Moreover, the jury’s third question— whether it could find felony murder based solely on actual “facilitating] by aiding,” or whether it must also find that Pulido intended for the robbery to occur — clearly indicates that at least some jurors had' reasonable doubts about the State’s proffered explanation for the fingerprint. If the jury had accepted the prosecutor’s explanation, that Pulido brought the Coke can to the counter as a distraction, it would almost certainly have concluded that Pulido actually intended for the robbery to occur. If Pulido were inside the store during the robbery but did not know his uncle’s plans in advance, however, and Aragon took advantage of the distraction that Pulido incidentally provided when he actually attempted to purchase the Coke, then Pulido would arguably have facilitated the robbery by helping his uncle, without actually intending for the robbery to occur.

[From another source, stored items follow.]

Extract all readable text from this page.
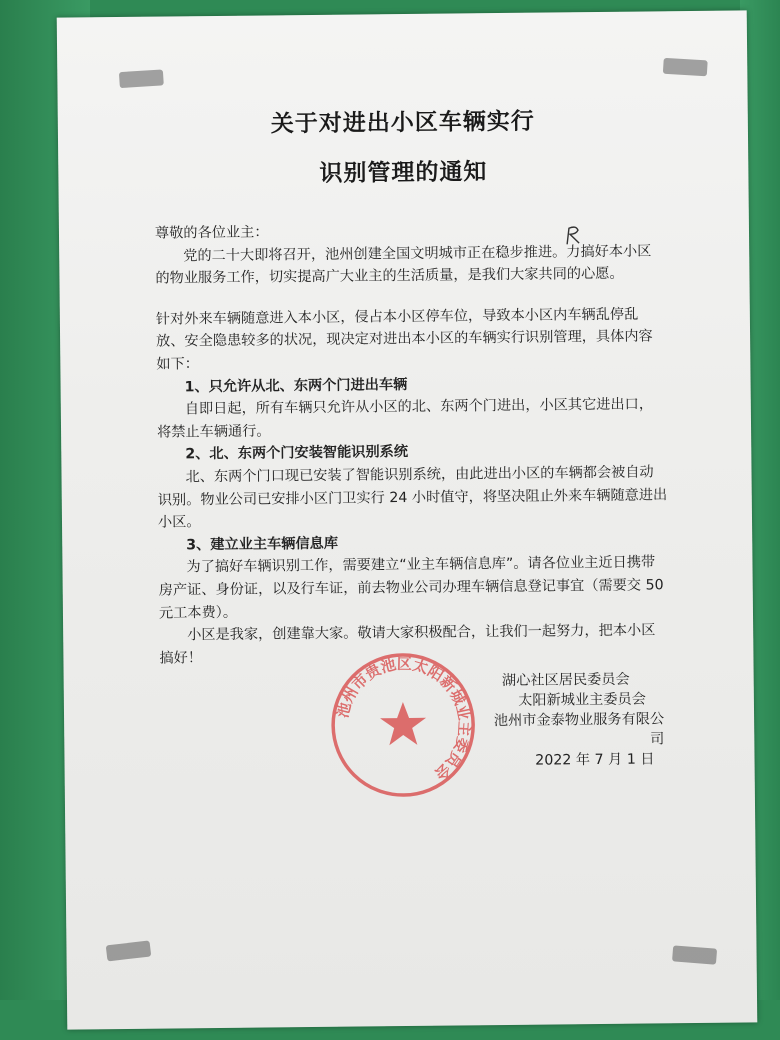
关于对进出小区车辆实行
识别管理的通知

尊敬的各位业主：

党的二十大即将召开，池州创建全国文明城市正在稳步推进。力搞好本小区的物业服务工作，切实提高广大业主的生活质量，是我们大家共同的心愿。

针对外来车辆随意进入本小区，侵占本小区停车位，导致本小区内车辆乱停乱放、安全隐患较多的状况，现决定对进出本小区的车辆实行识别管理，具体内容如下：

1、只允许从北、东两个门进出车辆

自即日起，所有车辆只允许从小区的北、东两个门进出，小区其它进出口，将禁止车辆通行。

2、北、东两个门安装智能识别系统

北、东两个门口现已安装了智能识别系统，由此进出小区的车辆都会被自动识别。物业公司已安排小区门卫实行 24 小时值守，将坚决阻止外来车辆随意进出小区。

3、建立业主车辆信息库

为了搞好车辆识别工作，需要建立“业主车辆信息库”。请各位业主近日携带房产证、身份证，以及行车证，前去物业公司办理车辆信息登记事宜（需要交 50 元工本费）。

小区是我家，创建靠大家。敬请大家积极配合，让我们一起努力，把本小区搞好！

池州市贵池区太阳新城业主委员会

湖心社区居民委员会

太阳新城业主委员会

池州市金泰物业服务有限公司

2022 年 7 月 1 日
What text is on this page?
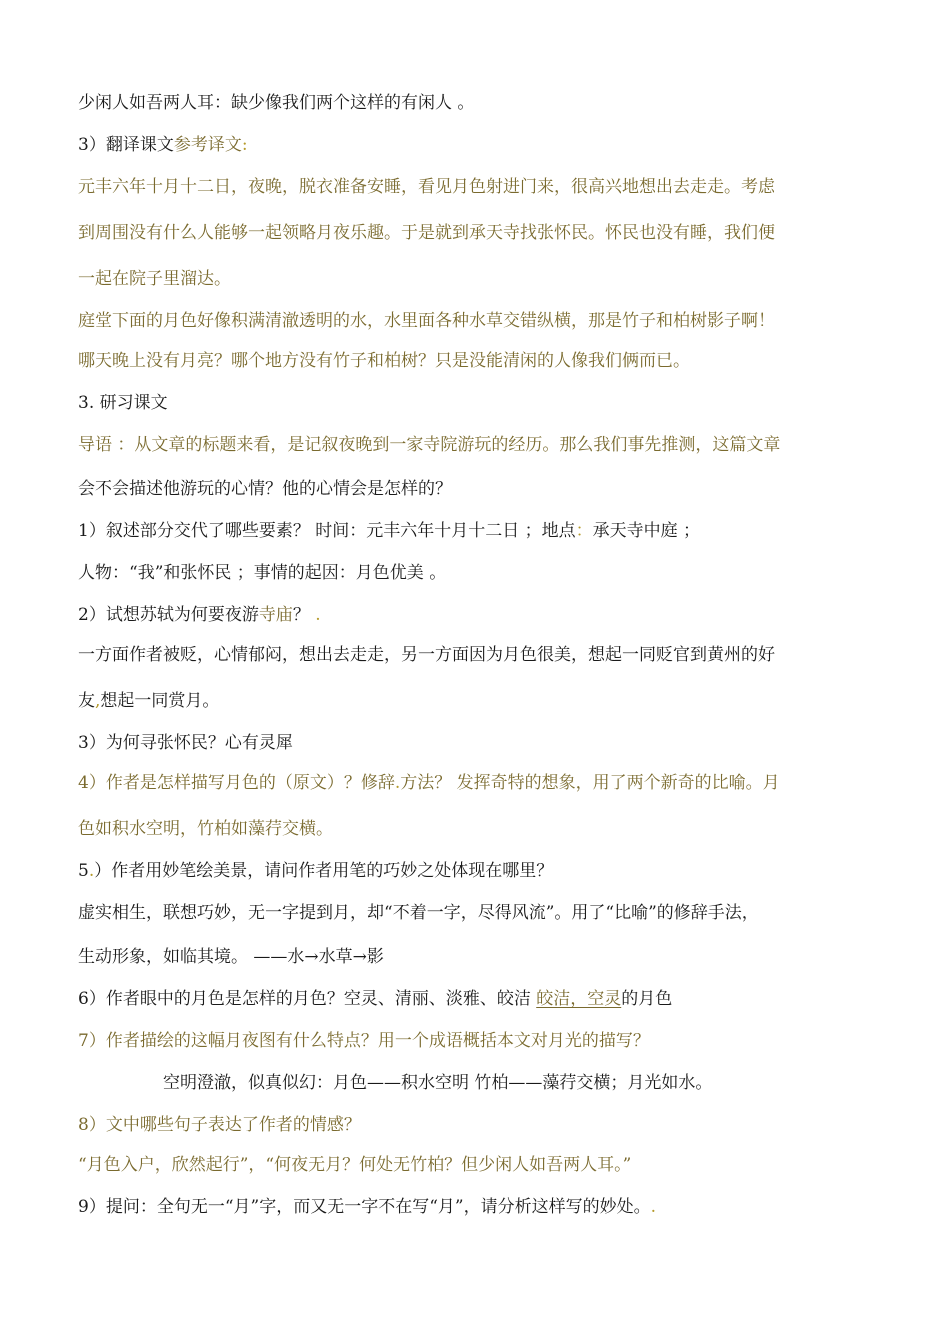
少闲人如吾两人耳：缺少像我们两个这样的有闲人 。
3）翻译课文参考译文:
元丰六年十月十二日，夜晚，脱衣准备安睡，看见月色射进门来，很高兴地想出去走走。考虑
到周围没有什么人能够一起领略月夜乐趣。于是就到承天寺找张怀民。怀民也没有睡，我们便
一起在院子里溜达。
庭堂下面的月色好像积满清澈透明的水，水里面各种水草交错纵横，那是竹子和柏树影子啊！
哪天晚上没有月亮？哪个地方没有竹子和柏树？只是没能清闲的人像我们俩而已。
3. 研习课文
导语 ：从文章的标题来看，是记叙夜晚到一家寺院游玩的经历。那么我们事先推测，这篇文章
会不会描述他游玩的心情？他的心情会是怎样的？
1）叙述部分交代了哪些要素？ 时间：元丰六年十月十二日 ；地点：承天寺中庭 ；
人物：“我”和张怀民 ；事情的起因：月色优美 。
2）试想苏轼为何要夜游寺庙？ .
一方面作者被贬，心情郁闷，想出去走走，另一方面因为月色很美，想起一同贬官到黄州的好
友,想起一同赏月。
3）为何寻张怀民？心有灵犀
4）作者是怎样描写月色的（原文）？修辞.方法？ 发挥奇特的想象，用了两个新奇的比喻。月
色如积水空明，竹柏如藻荇交横。
5.）作者用妙笔绘美景，请问作者用笔的巧妙之处体现在哪里？
虚实相生，联想巧妙，无一字提到月，却“不着一字，尽得风流”。用了“比喻”的修辞手法，
生动形象，如临其境。 ——水→水草→影
6）作者眼中的月色是怎样的月色？空灵、清丽、淡雅、皎洁 皎洁，空灵的月色
7）作者描绘的这幅月夜图有什么特点？用一个成语概括本文对月光的描写？
空明澄澈，似真似幻：月色——积水空明 竹柏——藻荇交横；月光如水。
8）文中哪些句子表达了作者的情感？
“月色入户，欣然起行”，“何夜无月？何处无竹柏？但少闲人如吾两人耳。”
9）提问：全句无一“月”字，而又无一字不在写“月”，请分析这样写的妙处。.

Similarly, the State argues that, if the jury believed Pulido carried out the cash register voluntarily, he must have been aiding and abetting the robbery from the beginning. It is certainly plausible, however, that Pulido — a sixteen year old boy who owned a gun, who was to steal a car two weeks later, and who lived with an uncle with a criminal record and a possible crack cocaine addiction, Pulido, 2005 WL 6142229, at *1-*3 — heard the gun shot, *1024realized that his uncle was holding up the gas station, and decided to help.

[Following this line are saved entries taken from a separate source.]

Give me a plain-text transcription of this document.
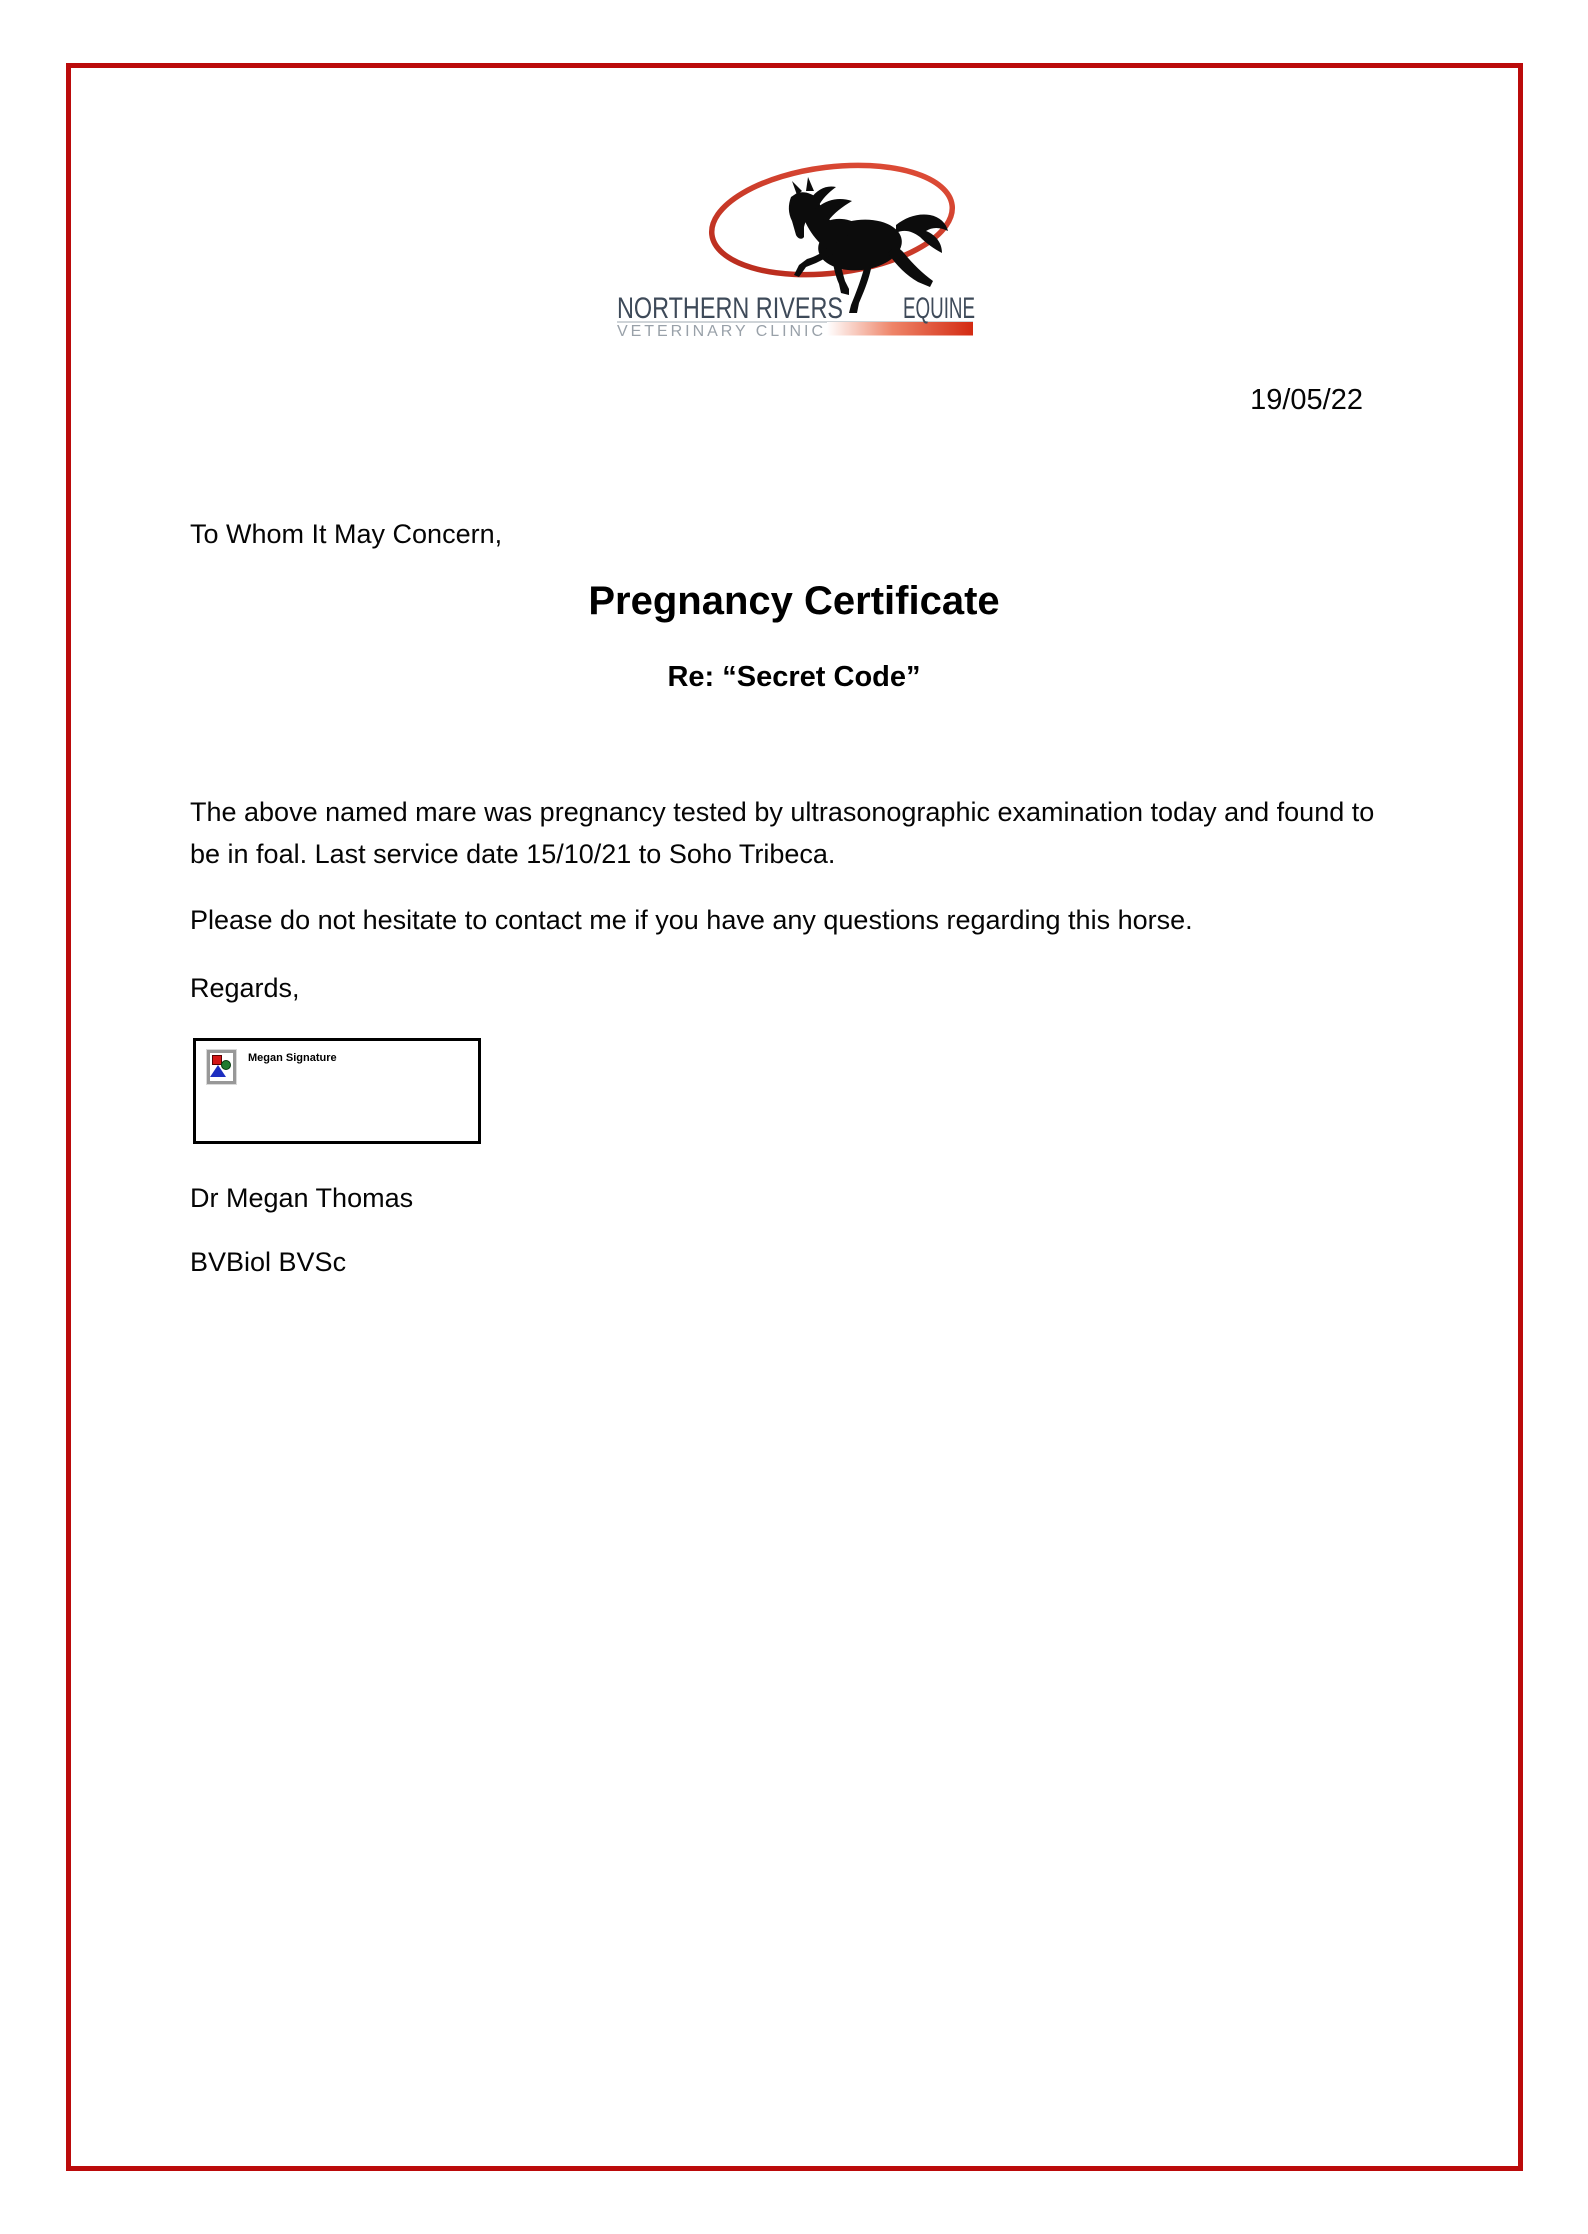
NORTHERN RIVERS EQUINE
VETERINARY CLINIC
19/05/22
To Whom It May Concern,
Pregnancy Certificate
Re: “Secret Code”
The above named mare was pregnancy tested by ultrasonographic examination today and found to
be in foal. Last service date 15/10/21 to Soho Tribeca.
Please do not hesitate to contact me if you have any questions regarding this horse.
Regards,
Megan Signature
Dr Megan Thomas
BVBiol BVSc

Jurors are not required to accept one or another proffered explanation of the evidence, but rather are called upon to weigh and evaluate the evidence for themselves in light of the law as explained to them by the court. In this case, the law was explained improperly, and I cannot reasonably conclude that the error did not substantially and injuriously effect the verdict.

II

The instructions allowed for a conviction for felony-murder and a finding of special circumstance robbery-murder even if Pulido became a knowing participant only after the robbery and shooting were completed. The jurors’ questions suggest that at least one juror would have voted to acquit Pulido of felony-murder and special-circumstance charges if the jury had been properly instructed that contemporaneity was a necessary finding. Like the district court, the record in this case leaves me with “grave doubt” as to whether the erroneous instructions had a substantial and injurious effect on the jury’s verdict.

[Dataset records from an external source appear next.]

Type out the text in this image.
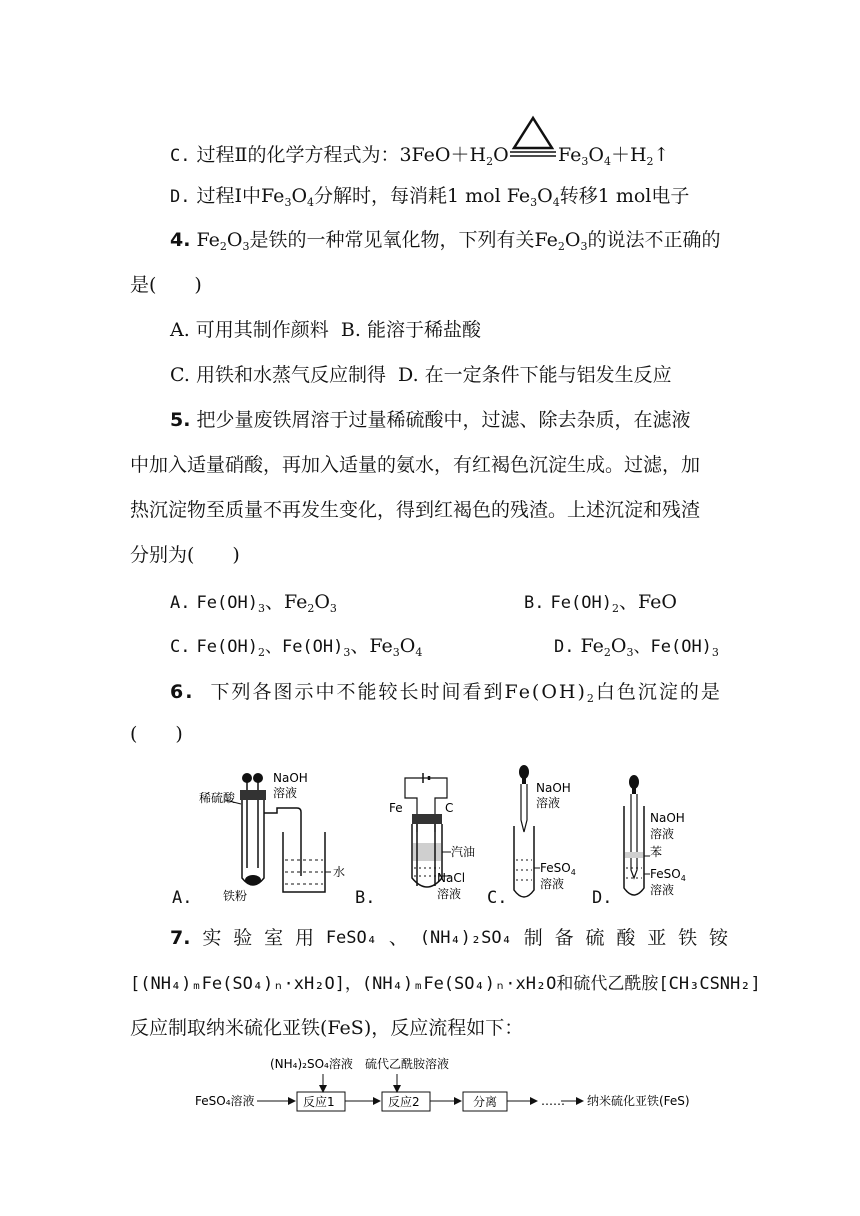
C. 过程Ⅱ的化学方程式为：$3FeO+H_2O$	$Fe_3O_4+H_2↑$
D. 过程Ⅰ中$Fe_3O_4$分解时，每消耗1 mol $Fe_3O_4$转移1 mol电子
4. $Fe_2O_3$是铁的一种常见氧化物，下列有关$Fe_2O_3$的说法不正确的
是(　　)
A. 可用其制作颜料 B. 能溶于稀盐酸
C. 用铁和水蒸气反应制得 D. 在一定条件下能与铝发生反应
5. 把少量废铁屑溶于过量稀硫酸中，过滤、除去杂质，在滤液
中加入适量硝酸，再加入适量的氨水，有红褐色沉淀生成。过滤，加
热沉淀物至质量不再发生变化，得到红褐色的残渣。上述沉淀和残渣
分别为(　　)
A. $Fe(OH)_3$、$Fe_2O_3$	B. $Fe(OH)_2$、FeO
C. $Fe(OH)_2$、$Fe(OH)_3$、$Fe_3O_4$	D. $Fe_2O_3$、$Fe(OH)_3$
6. 下列各图示中不能较长时间看到$Fe(OH)_2$白色沉淀的是
(　　)
NaOH
溶液
稀硫酸
水
铁粉
A.
Fe	C
汽油
NaCl
溶液
B.
NaOH
溶液
FeSO$_4$
溶液
C.
NaOH
溶液
苯
FeSO$_4$
溶液
D.
7. 实 验 室 用 FeSO₄ 、 (NH₄)₂SO₄ 制 备 硫 酸 亚 铁 铵
[(NH₄)ₘFe(SO₄)ₙ·xH₂O]，(NH₄)ₘFe(SO₄)ₙ·xH₂O和硫代乙酰胺[CH₃CSNH₂]
反应制取纳米硫化亚铁(FeS)，反应流程如下：
(NH₄)₂SO₄溶液 硫代乙酰胺溶液
FeSO₄溶液	反应1	反应2	分离	…… 纳米硫化亚铁(FeS)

Accordingly, I respectfully dissent.

. The State argues that it is not reasonably probable that the jury used a post-killing aiding and abetting theory to reach the special circumstance finding. This is a slight misstatement of the Brecht standard. In the face of conflicting evidence and testimony, jurors do not necessarily decide 'what happened' or reach a verdict based on one single narrative of events that they accept as true. See, e.g., CALJIC 8.80.1 (instructing jury in case it is "unable to decide whether the defendant was the actual killer or an aider-and-abettor”). In *1023contemplating different possible scenarios, a jury may find beyond a reasonable doubt that, whatever happened, it fitted into the broad definition of the crime with which the defendant has been charged. The question is not whether some jurors determined that Pulido definitely did not form the intent to join the robbery until after the clerk was killed, but rather how likely it is that they harbored some reasonable alternative theories about the timing, theories which, if properly instructed, they would have known were actually reasonable doubts about Pulido’s guilt of felony murder.

. The special-circumstance verdict read that Pulido “engaged in or was an accomplice of or attempted commission of robbery during the commission of [murder].”